Alat pertanian suku Kaili diantaranya : pajeko (bajak), salaga (sisir), pomanggi, pandoli(linggis),
Taono(parang); alat penangkap ikan diantaranya: panambe, meka, rompo, jala dan tagau.
5. Kesimpulan
Suku Kaili adalah suku bangsa di Indonesia yang secara turun-temurun tersebar mendiami sebagian
besar dari Provinsi Sulawesi Tengah, Suku Kaili mengenal lebih dari dua puluh bahasa yang masih hidup
dan dipergunakan dalam percakapan sehari-hari. Uniknya, di antara kampung yang hanya berjarak 2 km
kita bisa menemukan bahasa yg berbeda satu dengan lainnya.

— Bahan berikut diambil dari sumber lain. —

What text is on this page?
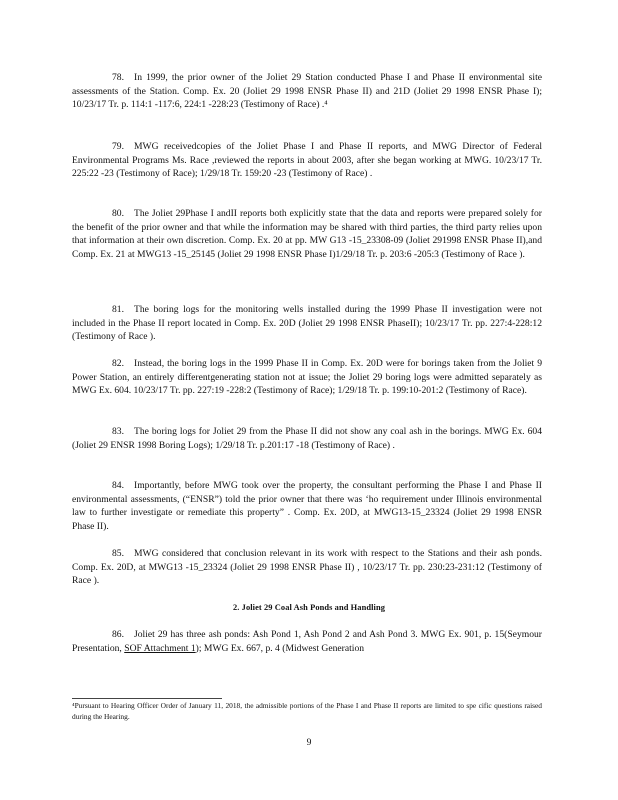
78. In 1999, the prior owner of the Joliet 29 Station conducted Phase I and Phase II environmental site assessments of the Station. Comp. Ex. 20 (Joliet 29 1998 ENSR Phase II) and 21D (Joliet 29 1998 ENSR Phase I); 10/23/17 Tr. p. 114:1 -117:6, 224:1 -228:23 (Testimony of Race) .⁴

79. MWG receivedcopies of the Joliet Phase I and Phase II reports, and MWG Director of Federal Environmental Programs Ms. Race ,reviewed the reports in about 2003, after she began working at MWG. 10/23/17 Tr. 225:22 -23 (Testimony of Race); 1/29/18 Tr. 159:20 -23 (Testimony of Race) .

80. The Joliet 29Phase I andII reports both explicitly state that the data and reports were prepared solely for the benefit of the prior owner and that while the information may be shared with third parties, the third party relies upon that information at their own discretion. Comp. Ex. 20 at pp. MW G13 -15_23308-09 (Joliet 291998 ENSR Phase II),and Comp. Ex. 21 at MWG13 -15_25145 (Joliet 29 1998 ENSR Phase I)1/29/18 Tr. p. 203:6 -205:3 (Testimony of Race ).

81. The boring logs for the monitoring wells installed during the 1999 Phase II investigation were not included in the Phase II report located in Comp. Ex. 20D (Joliet 29 1998 ENSR PhaseII); 10/23/17 Tr. pp. 227:4-228:12 (Testimony of Race ).

82. Instead, the boring logs in the 1999 Phase II in Comp. Ex. 20D were for borings taken from the Joliet 9 Power Station, an entirely differentgenerating station not at issue; the Joliet 29 boring logs were admitted separately as MWG Ex. 604. 10/23/17 Tr. pp. 227:19 -228:2 (Testimony of Race); 1/29/18 Tr. p. 199:10-201:2 (Testimony of Race).

83. The boring logs for Joliet 29 from the Phase II did not show any coal ash in the borings. MWG Ex. 604 (Joliet 29 ENSR 1998 Boring Logs); 1/29/18 Tr. p.201:17 -18 (Testimony of Race) .

84. Importantly, before MWG took over the property, the consultant performing the Phase I and Phase II environmental assessments, (“ENSR”) told the prior owner that there was ‘ho requirement under Illinois environmental law to further investigate or remediate this property” . Comp. Ex. 20D, at MWG13-15_23324 (Joliet 29 1998 ENSR Phase II).

85. MWG considered that conclusion relevant in its work with respect to the Stations and their ash ponds. Comp. Ex. 20D, at MWG13 -15_23324 (Joliet 29 1998 ENSR Phase II) , 10/23/17 Tr. pp. 230:23-231:12 (Testimony of Race ).

2. Joliet 29 Coal Ash Ponds and Handling

86. Joliet 29 has three ash ponds: Ash Pond 1, Ash Pond 2 and Ash Pond 3. MWG Ex. 901, p. 15(Seymour Presentation, SOF Attachment 1); MWG Ex. 667, p. 4 (Midwest Generation

⁴Pursuant to Hearing Officer Order of January 11, 2018, the admissible portions of the Phase I and Phase II reports are limited to spe cific questions raised during the Hearing.

9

Mata pencaharian utama masyarakat Kili adalah bercocok tanam disawah,diladang dan menanam
kelapa. Disamping itu masyarakat suku Kaili yang tinggal didataran tinggi mereka juga mengambil hasil
bumi dihutan seperti rotan,damar dan kemiri, dan beternak. Sedang masyarakat suku Kaili yang dipesisir
pantai disamping bertani dan berkebun, mereka juga hidup sebagai nelayan dan berdagang antar pulau
ke kalimantan. Makanan asli suku Kaili pada umumnya adalah nasi, karena sebagian besar tanah
dataran dilembah Palu, Parigi sampai ke Poso merupakan daerah persawahan.

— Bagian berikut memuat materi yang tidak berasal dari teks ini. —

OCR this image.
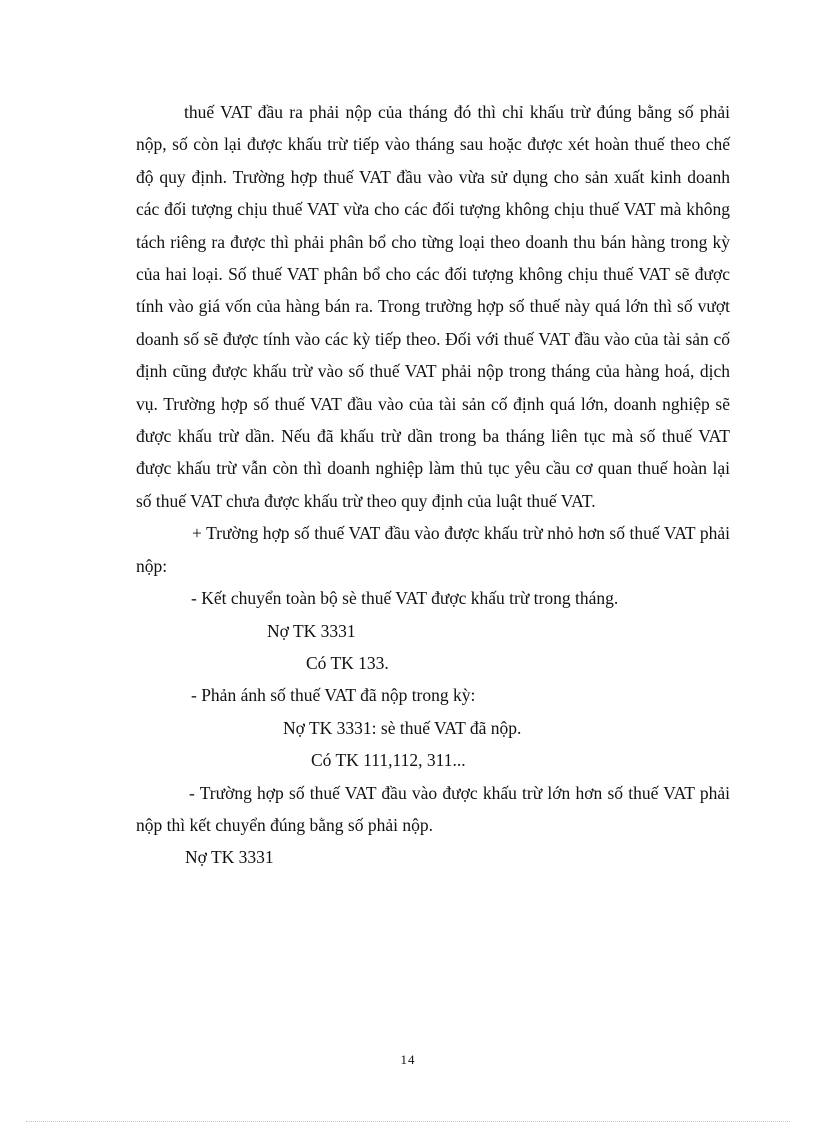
thuế VAT đầu ra phải nộp của tháng đó thì chỉ khấu trừ đúng bằng số phải nộp, số còn lại được khấu trừ tiếp vào tháng sau hoặc được xét hoàn thuế theo chế độ quy định. Trường hợp thuế VAT đầu vào vừa sử dụng cho sản xuất kinh doanh các đối tượng chịu thuế VAT vừa cho các đối tượng không chịu thuế VAT mà không tách riêng ra được thì phải phân bổ cho từng loại theo doanh thu bán hàng trong kỳ của hai loại. Số thuế VAT phân bổ cho các đối tượng không chịu thuế VAT sẽ được tính vào giá vốn của hàng bán ra. Trong trường hợp số thuế này quá lớn thì số vượt doanh số sẽ được tính vào các kỳ tiếp theo. Đối với thuế VAT đầu vào của tài sản cố định cũng được khấu trừ vào số thuế VAT phải nộp trong tháng của hàng hoá, dịch vụ. Trường hợp số thuế VAT đầu vào của tài sản cố định quá lớn, doanh nghiệp sẽ được khấu trừ dần. Nếu đã khấu trừ dần trong ba tháng liên tục mà số thuế VAT được khấu trừ vẫn còn thì doanh nghiệp làm thủ tục yêu cầu cơ quan thuế hoàn lại số thuế VAT chưa được khấu trừ theo quy định của luật thuế VAT.

+ Trường hợp số thuế VAT đầu vào được khấu trừ nhỏ hơn số thuế VAT phải nộp:

- Kết chuyển toàn bộ sè thuế VAT được khấu trừ trong tháng.

Nợ TK 3331

Có TK 133.

- Phản ánh số thuế VAT đã nộp trong kỳ:

Nợ TK 3331: sè thuế VAT đã nộp.

Có TK 111,112, 311...

- Trường hợp số thuế VAT đầu vào được khấu trừ lớn hơn số thuế VAT phải nộp thì kết chuyển đúng bằng số phải nộp.

Nợ TK 3331

14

Sebagaimana suku-suku lainnya diwilayah persada Nusantara, Suku Kaili juga mempunyai adat istiadat
sebagai bagian kekayaan budaya di dalam kehidupan sosial, memiliki Hukum Adat sebagai aturan dan
norma yang harus dipatuhi, serta mempunyai aturan sanksi dalam hukum adat. Hubungan kekerabatan
masyarakat suku Kaili sangat nampak kerjasama pada kegiatan-kegiatan pesta adat, kematian,
perkawinan dan kegiatan bertani yang disebut SINTUVU (kebersamaan/gotong royong).